How Containers Will Change the Way We Develop Apps

Software and app development is becoming an increasingly popular field for businesses to invest in, especially seeing as the tools and platforms of app and software development are becoming more and more available even to small businesses with limited budgets. In today’s dynamic business world, more and more emphasis is being placed on the digital tools that an organization has at their disposal – companies like TechQuarters, one of the top managed service providers London-based small businesses partner with, encourage their customers to adopt appropriate digital tools for their company, and they have increasingly been recommending development as a valuable resource. If you have your own development operations going on, you can produce bespoke digital tools to meet very specific demands within your organization.

A recent innovation that has been making development efforts even more fruitful for smaller businesses is the technology of containers. Any steps that a small business can take to streamline and minimize workloads, without compromises work quality, is a no-brainer. Containers are already a well-tested solution in the field of software development, and not only are they very useful, being able to streamline multi-platform development, but they are also inline with current trends in cyber security – namely zero trust environments.

What are Containers?

Similar to the technology of virtualization, containers are a method of rolling out and installing software on any operating system, regardless of which one it was developed on. There is a specific challenge to traditional development, which is that when a software is developed on Linux, for example, it will only run on Linux, and the same goes with any operation system, whether it be Linux, Windows, macOS, or anything else – if one attempted to run a Linux-developed software on Windows, they will encounter many bugs and errors.

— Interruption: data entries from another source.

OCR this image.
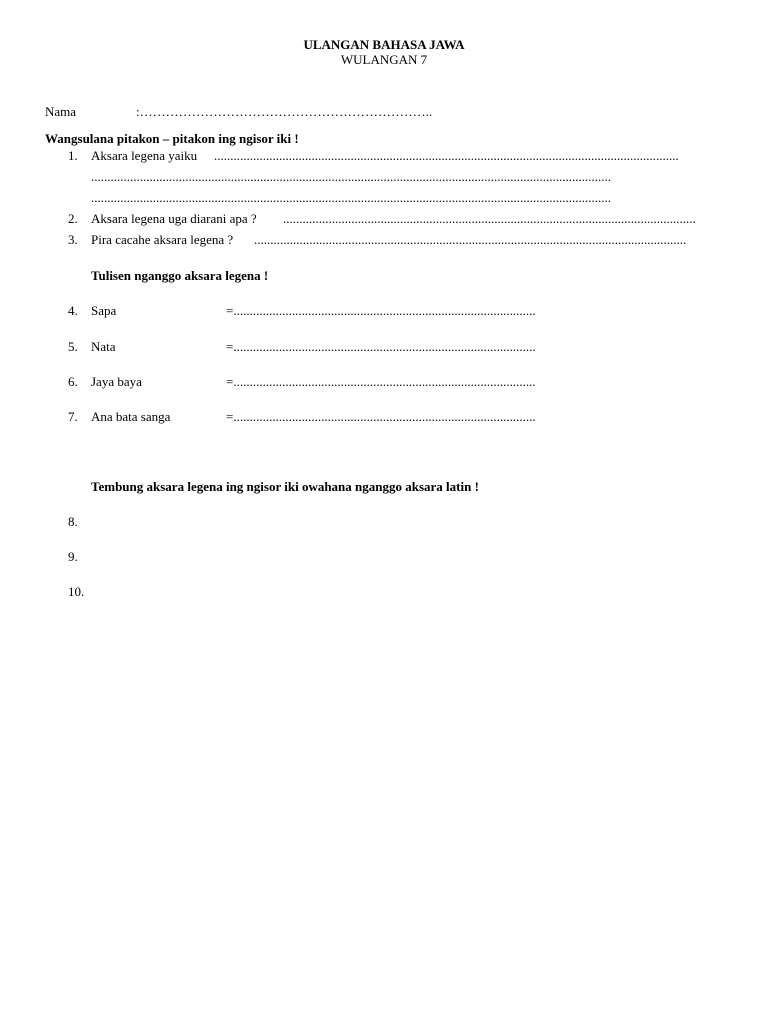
ULANGAN BAHASA JAWA
WULANGAN 7
Nama	:…………………………………………………………..
Wangsulana pitakon – pitakon ing ngisor iki !
1. Aksara legena yaiku ...............................................................................................................................................
................................................................................................................................................................
................................................................................................................................................................
2. Aksara legena uga diarani apa ? ...............................................................................................................................
3. Pira cacahe aksara legena ? .....................................................................................................................................
Tulisen nganggo aksara legena !
4. Sapa	=.............................................................................................
5. Nata	=.............................................................................................
6. Jaya baya	=.............................................................................................
7. Ana bata sanga	=.............................................................................................
Tembung aksara legena ing ngisor iki owahana nganggo aksara latin !
8.
9.
10.
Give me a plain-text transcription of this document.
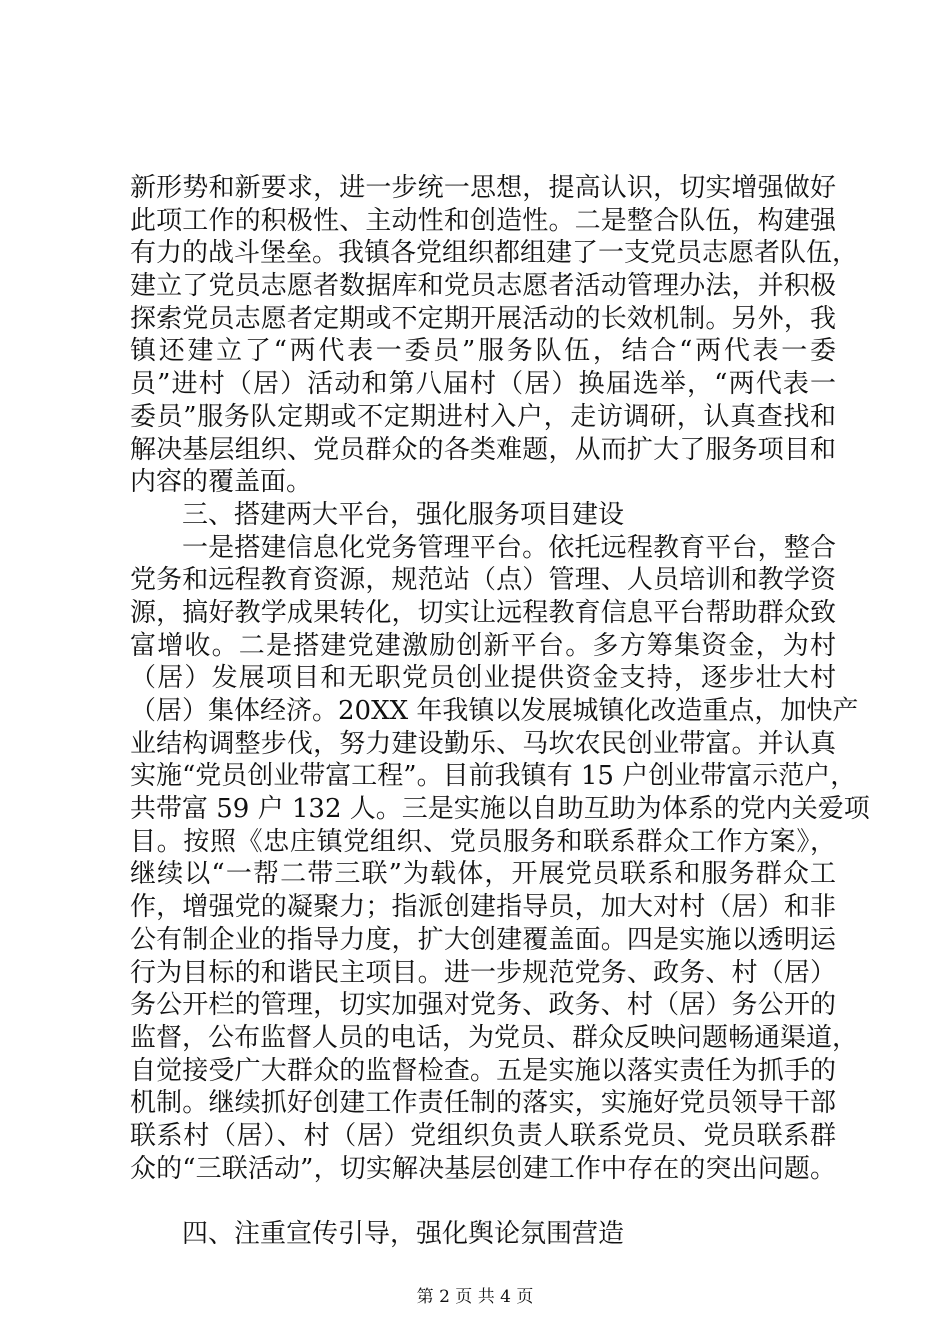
新形势和新要求，进一步统一思想，提高认识，切实增强做好
此项工作的积极性、主动性和创造性。二是整合队伍，构建强
有力的战斗堡垒。我镇各党组织都组建了一支党员志愿者队伍，
建立了党员志愿者数据库和党员志愿者活动管理办法，并积极
探索党员志愿者定期或不定期开展活动的长效机制。另外，我
镇还建立了“两代表一委员”服务队伍，结合“两代表一委
员”进村（居）活动和第八届村（居）换届选举，“两代表一
委员”服务队定期或不定期进村入户，走访调研，认真查找和
解决基层组织、党员群众的各类难题，从而扩大了服务项目和
内容的覆盖面。
三、搭建两大平台，强化服务项目建设
一是搭建信息化党务管理平台。依托远程教育平台，整合
党务和远程教育资源，规范站（点）管理、人员培训和教学资
源，搞好教学成果转化，切实让远程教育信息平台帮助群众致
富增收。二是搭建党建激励创新平台。多方筹集资金，为村
（居）发展项目和无职党员创业提供资金支持，逐步壮大村
（居）集体经济。20XX 年我镇以发展城镇化改造重点，加快产
业结构调整步伐，努力建设勤乐、马坎农民创业带富。并认真
实施“党员创业带富工程”。目前我镇有 15 户创业带富示范户，
共带富 59 户 132 人。三是实施以自助互助为体系的党内关爱项
目。按照《忠庄镇党组织、党员服务和联系群众工作方案》，
继续以“一帮二带三联”为载体，开展党员联系和服务群众工
作，增强党的凝聚力；指派创建指导员，加大对村（居）和非
公有制企业的指导力度，扩大创建覆盖面。四是实施以透明运
行为目标的和谐民主项目。进一步规范党务、政务、村（居）
务公开栏的管理，切实加强对党务、政务、村（居）务公开的
监督，公布监督人员的电话，为党员、群众反映问题畅通渠道，
自觉接受广大群众的监督检查。五是实施以落实责任为抓手的
机制。继续抓好创建工作责任制的落实，实施好党员领导干部
联系村（居）、村（居）党组织负责人联系党员、党员联系群
众的“三联活动”，切实解决基层创建工作中存在的突出问题。
四、注重宣传引导，强化舆论氛围营造
第 2 页 共 4 页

Another important factor in software development is that all software has a collection of dependencies, particularly with large software systems and products. An application is usually made up of a number of software components, which themselves may be made up of several programs. These programs and software components are what developers called software dependencies, and they are all essential for the function of an app.

A container is an executable package that contains an application, including all of its software dependencies – this offers greater portability to an application. The other challenge is ensuring the container can run on any platform, which is achieve by abstracting the package of software – this is the technique of filtering out elements of the software that aren’t needed to run; which usually includes a range of platform-specific components. When the container is abstracted in this way, it becomes able to run on any platform.

Application Isolation

As has been mentioned before, containerization makes the development and rollout of apps to multiple platforms much more straightforward for IT teams, but it is also a very secure solution that makes the maintenance and support of software easier.

Containers are all independent processes that can be run on a platform without affecting, or being affected by, any other process on the platform. For instance, containers can be used for the deployment of microservices. Breaking an application into components known as microservices means that maintenance and support of the application is much more modular – each microservice runs independently, and together they form an application that offers all those different features; to the user, it appears to be one unified app. However, with traditional application infrastructure, if one component of the app fails, the whole app fails – with containerized microservices, if one of them fails, the rest continue working, making it much easier for IT support companies or IT departments to identify and fix the fault, and they won’t need to turn off the app while they work.